When I first saw Michael Pitt in action, I was spooked. He didn’t seem himself–as he shouldn’t have–but he was entirely too lost in the role he played in Funny Games. I became haunted with the idea of finding the border of the actor and the character, and with each role since–from Hedwig and the Angry Inch to Boardwalk Empire–I’ve continued to do the same. He often plays the unconventional and immoral–roles you’d think would’ve tipped him in the deep end indefinitely. But he handles his trade well as a man of his talent. With him, that’s all it’s about, even though he was blessed with exceptional looks–bright eyes and an intriguing plush pout.
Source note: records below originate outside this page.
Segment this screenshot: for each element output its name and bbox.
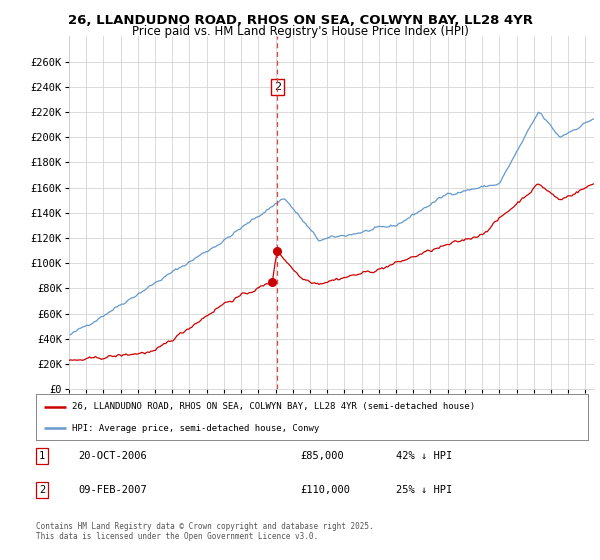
Text: £85,000: £85,000 bbox=[300, 451, 344, 461]
Text: 20-OCT-2006: 20-OCT-2006 bbox=[78, 451, 147, 461]
Text: 09-FEB-2007: 09-FEB-2007 bbox=[78, 485, 147, 495]
Text: Price paid vs. HM Land Registry's House Price Index (HPI): Price paid vs. HM Land Registry's House … bbox=[131, 25, 469, 38]
Text: 26, LLANDUDNO ROAD, RHOS ON SEA, COLWYN BAY, LL28 4YR (semi-detached house): 26, LLANDUDNO ROAD, RHOS ON SEA, COLWYN … bbox=[72, 402, 475, 411]
Text: Contains HM Land Registry data © Crown copyright and database right 2025.
This d: Contains HM Land Registry data © Crown c… bbox=[36, 522, 374, 542]
Text: £110,000: £110,000 bbox=[300, 485, 350, 495]
Text: 42% ↓ HPI: 42% ↓ HPI bbox=[396, 451, 452, 461]
Text: HPI: Average price, semi-detached house, Conwy: HPI: Average price, semi-detached house,… bbox=[72, 423, 319, 433]
Text: 25% ↓ HPI: 25% ↓ HPI bbox=[396, 485, 452, 495]
Text: 2: 2 bbox=[274, 82, 281, 92]
Text: 2: 2 bbox=[39, 485, 45, 495]
Text: 1: 1 bbox=[39, 451, 45, 461]
Text: 26, LLANDUDNO ROAD, RHOS ON SEA, COLWYN BAY, LL28 4YR: 26, LLANDUDNO ROAD, RHOS ON SEA, COLWYN … bbox=[67, 14, 533, 27]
Our magnetic pull to Michael Pitt goes beyond the superficial. We don’t want to know his favorite color, or what trendy places he frequents. We simply admire the method of his madness.
The following roles are ones he managed to grip us with. At times holding different pieces of us–hearts, head, throat and stomach. Sometimes through the emotions of fear, sadness, curiosity, grief, doubt and terror. There’s nothing more enchanting than someone invested within their gift, and for this reason alone, Michael Pitt is the cream of our school girl crush crop.
“To be honest, I make very controversial films. The films that I’ve made have been very, very bold choices. As the years go by, I think my work is going to come more and more in context. The truth is that you can’t take what people say too seriously. If I cared what people think about my career, I would have not done—just look at my work. Don’t look at me, look at what I’ve done. Every movie that I’ve picked, from my first film on, has been considered by everyone to be “career suicide.” And I have an amazing life. I have an amazing career. I work with artists. But I’m not making Spider-Man.”-Michael Pitt, Elle Magazine
Paul in Funny Games
When Ann, husband George and son Georgie arrive at their holiday home they are visited by a pair of polite and seemingly pleasant young men. Armed with deceptively sweet smiles and some golf clubs, they proceed to terrorize and torture the tight-knit clan, giving them until the next day to survive.
Matthew in The Dreamers
In May 1968, the student riots in Paris only exacerbate the isolation felt by three youths: an American exchange student named Matthew (Michael Pitt) and twins Théo (Louis Garrel) and Isabelle (Eva Green). Having bonded over their mutual love of cinema, Matthew is fascinated by the sense of intimacy shared by Isabelle and Theo, who were born conjoined. When the twins’ bohemian parents go away for a month, they ask Matthew to stay at their place, and the three lose themselves in fantasy.
Jimmy in Boardwalk Empire
Boardwalk Empire is a period drama focusing on Enoch “Nucky” Thompson (based on the historical Enoch L. Johnson), a political figure who rose to prominence and controlled Atlantic City, New Jersey, during the Prohibition period of the 1920s and 1930s. Michael Pitt played the role of Jimmy Darmody, Nucky’s protege.
Justin in Murder By Numbers
The body of a young woman is found in a ditch in the woods of the small California coastal town of San Benito. A tenacious homicide detective (Sandra Bullock) and her new partner (Ben Chaplin) uncover a trail of shrewdly concealed evidence that links two brilliant young men (Ryan Gosling), (Michael Pitt) to a murder.
Blake in Last Days
In this film inspired by deceased Nirvana front man Kurt Cobain, brilliant-but-tortured musician Blake (Michael Pitt) becomes overwhelmed by the demands made on him by his fame and so retreats to a large mansion in the woods. Blake longs to be free of his friends’ constant demands for money, their attempts to cash in on his success, and from the taxing expectations of the music business. As his depression worsens, Blake unwisely seeks an answer to his dilemma in solitude.